Namun menurut pakar kepemiluan, Titi Anggraini, upaya merevisi UU Pilkada telah dimulai sejak 2023.
"RUU Pilkada pada saat itu juga disebut untuk mengakomodir sejumlah Putusan MK atas pengujian UU Pilkada," kata Titi lewat keterangan X miliknya, Rabu (21/8).
Teranyar, MK mengeluarkan putusan Nomor 60/PUU-XXII/2024 yang mengubah syarat pengusungan pasangan calon di Pilkada Serentak 2024 mengejutkan banyak pihak.
Dalam putusan tersebut membolehkan parpol di provinsi dengan penduduk 6 juta jiwa sampai 12 juta jiwa, bisa mengusung calon jika memperoleh suara 7,5 persen.
Tentunya hal itu dianggap akan menambah dinamika dalam pemilihan kepala daerah.

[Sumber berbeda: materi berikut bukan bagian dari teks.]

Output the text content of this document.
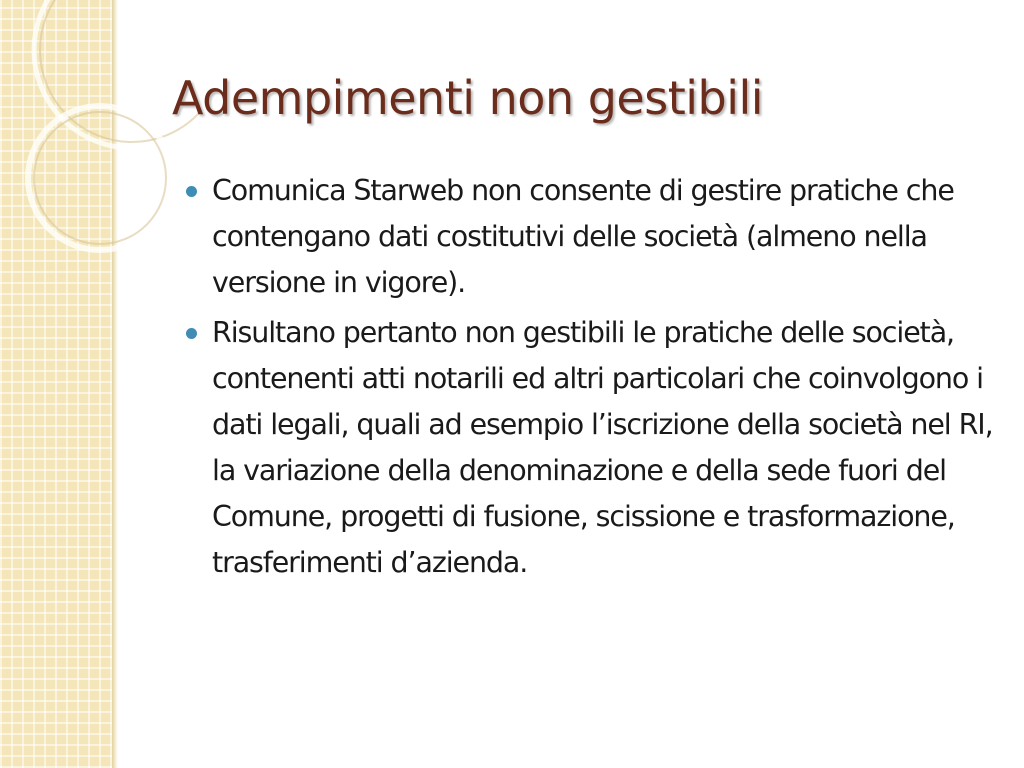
Adempimenti non gestibili
Comunica Starweb non consente di gestire pratiche che contengano dati costitutivi delle società (almeno nella versione in vigore).
Risultano pertanto non gestibili le pratiche delle società, contenenti atti notarili ed altri particolari che coinvolgono i dati legali, quali ad esempio l’iscrizione della società nel RI, la variazione della denominazione e della sede fuori del Comune, progetti di fusione, scissione e trasformazione, trasferimenti d’azienda.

Reaksi cepat pun ditunjukkan DPR dengan menggelar rapat Badan Legislasi (Baleg) dalam merespons putusan 60. Rapat ini membuat publik khawatir karena disebut sebagai upaya untuk menganulir putusan MK dengan merevisi UU 10/2016 tentang Pilkada.
"Kalau sampai berbeda dari Putusan MK, artinya sudah terjadi pembegalan Konstitusi dan itu akan mengakibatkan amburadulnya Pilkada 2024 akibat ketidakpastian hukum dan ketidakpuasan publik yang bisa berujung perlawanan massa," tegas Titi.
Pernyataan Titi ini menjadi pengingat penting bagi para pembuat kebijakan untuk mempertimbangkan dampak jangka panjang dari setiap perubahan regulasi yang berpotensi mengacaukan proses demokrasi di Indonesia.